The proposed project development timeline (subject to financing) includes RAP competition by quarter three 2020, advance front-end engineering and design (FEED) completion by quarter four, and the commencement of production targeted for the second half of 2022.
Improving existing infrastructure
The plan to improve the existing infrastructure includes:
- Concrete structures ‐ residential and public housing, a healthcare facility, two schools with teachers’ accommodation and three religious’ venues,
- Electricity will be connected to all residential and public buildings as well as streetlighting,
- Provision of adequate potable water including the provision of a kitchen, toilets and bathrooms for all residential housing, and
- Gravel roads connecting buildings
The resettlement community infrastructure is designed to conform to Government of Ghana standards and livelihood enhancement initiatives outlined to help project affected persons and households re‐establish their livelihoods or create new ones.

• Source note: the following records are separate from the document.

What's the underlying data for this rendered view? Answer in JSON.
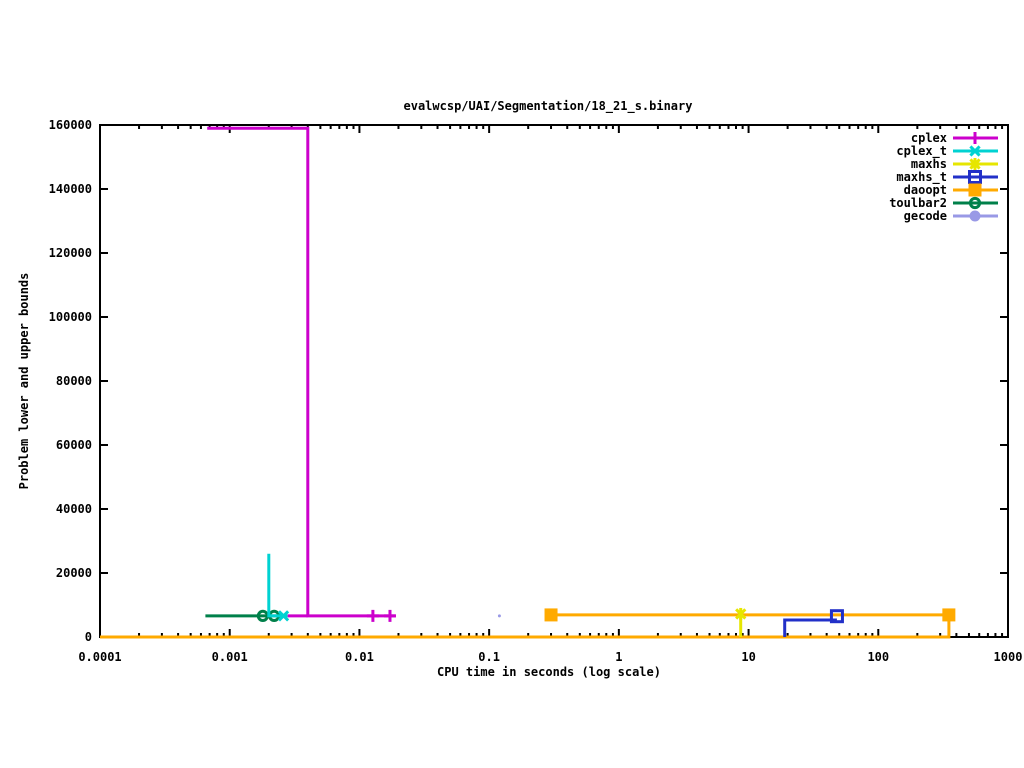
{
  "window": {
    "background": "#ffffff"
  },
  "chart_data": {
    "type": "line",
    "title": "evalwcsp/UAI/Segmentation/18_21_s.binary",
    "xlabel": "CPU time in seconds (log scale)",
    "ylabel": "Problem lower and upper bounds",
    "x_scale": "log",
    "grid": false,
    "xlim": [
      0.0001,
      1000
    ],
    "ylim": [
      0,
      160000
    ],
    "x_ticks": [
      0.0001,
      0.001,
      0.01,
      0.1,
      1,
      10,
      100,
      1000
    ],
    "x_tick_labels": [
      "0.0001",
      "0.001",
      "0.01",
      "0.1",
      "1",
      "10",
      "100",
      "1000"
    ],
    "y_ticks": [
      0,
      20000,
      40000,
      60000,
      80000,
      100000,
      120000,
      140000,
      160000
    ],
    "y_tick_labels": [
      "0",
      "20000",
      "40000",
      "60000",
      "80000",
      "100000",
      "120000",
      "140000",
      "160000"
    ],
    "axis_color": "#000000",
    "legend": {
      "position": "top-right",
      "entries": [
        "cplex",
        "cplex_t",
        "maxhs",
        "maxhs_t",
        "daoopt",
        "toulbar2",
        "gecode"
      ]
    },
    "series": [
      {
        "name": "cplex",
        "color": "#CC00CC",
        "marker": "plus",
        "segments": [
          [
            [
              0.00067,
              159000
            ],
            [
              0.004,
              159000
            ],
            [
              0.004,
              6600
            ],
            [
              0.019,
              6600
            ]
          ],
          [
            [
              0.0028,
              6600
            ],
            [
              0.004,
              6600
            ]
          ]
        ],
        "markers": [
          [
            0.0127,
            6600
          ],
          [
            0.0172,
            6600
          ]
        ]
      },
      {
        "name": "cplex_t",
        "color": "#00D2D2",
        "marker": "cross",
        "segments": [
          [
            [
              0.002,
              26000
            ],
            [
              0.002,
              6600
            ],
            [
              0.0028,
              6600
            ]
          ]
        ],
        "markers": [
          [
            0.0026,
            6600
          ]
        ]
      },
      {
        "name": "maxhs",
        "color": "#E6E600",
        "marker": "asterisk",
        "segments": [
          [
            [
              8.7,
              0
            ],
            [
              8.7,
              7200
            ]
          ]
        ],
        "markers": [
          [
            8.7,
            7200
          ]
        ]
      },
      {
        "name": "maxhs_t",
        "color": "#2230C8",
        "marker": "square-open",
        "segments": [
          [
            [
              19,
              0
            ],
            [
              19,
              5300
            ],
            [
              48,
              5300
            ]
          ]
        ],
        "markers": [
          [
            48,
            6500
          ]
        ]
      },
      {
        "name": "daoopt",
        "color": "#FFAA00",
        "marker": "square-filled",
        "segments": [
          [
            [
              0.0001,
              0
            ],
            [
              350,
              0
            ],
            [
              350,
              6900
            ]
          ],
          [
            [
              0.3,
              6900
            ],
            [
              350,
              6900
            ]
          ]
        ],
        "markers": [
          [
            0.3,
            6900
          ],
          [
            350,
            6900
          ]
        ]
      },
      {
        "name": "toulbar2",
        "color": "#00804A",
        "marker": "circle-open",
        "segments": [
          [
            [
              0.00065,
              6600
            ],
            [
              0.0024,
              6600
            ]
          ]
        ],
        "markers": [
          [
            0.0018,
            6600
          ],
          [
            0.0022,
            6600
          ]
        ]
      },
      {
        "name": "gecode",
        "color": "#9999E6",
        "marker": "circle-filled",
        "data_marker_scale": 0.27,
        "segments": [],
        "markers": [
          [
            0.12,
            6600
          ]
        ]
      }
    ]
  }
}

This includes transitional support, agricultural support, small‐holder livestock development, agro‐processing, business development support, skills training and employment programs aimed at introducing a proactive local recruitment policy.
The RAP report was produced in accordance with the Minerals and Mining (Compensation and Resettlement) regulation 2012 (L.I 2175), and International Finance Corporation’s (IFC) performance standards on social and environmental sustainability and will be used by the Environmental Protection Agency (EPA) to support the Environmental Impact Study (EIS) which has been submitted by Cardinal.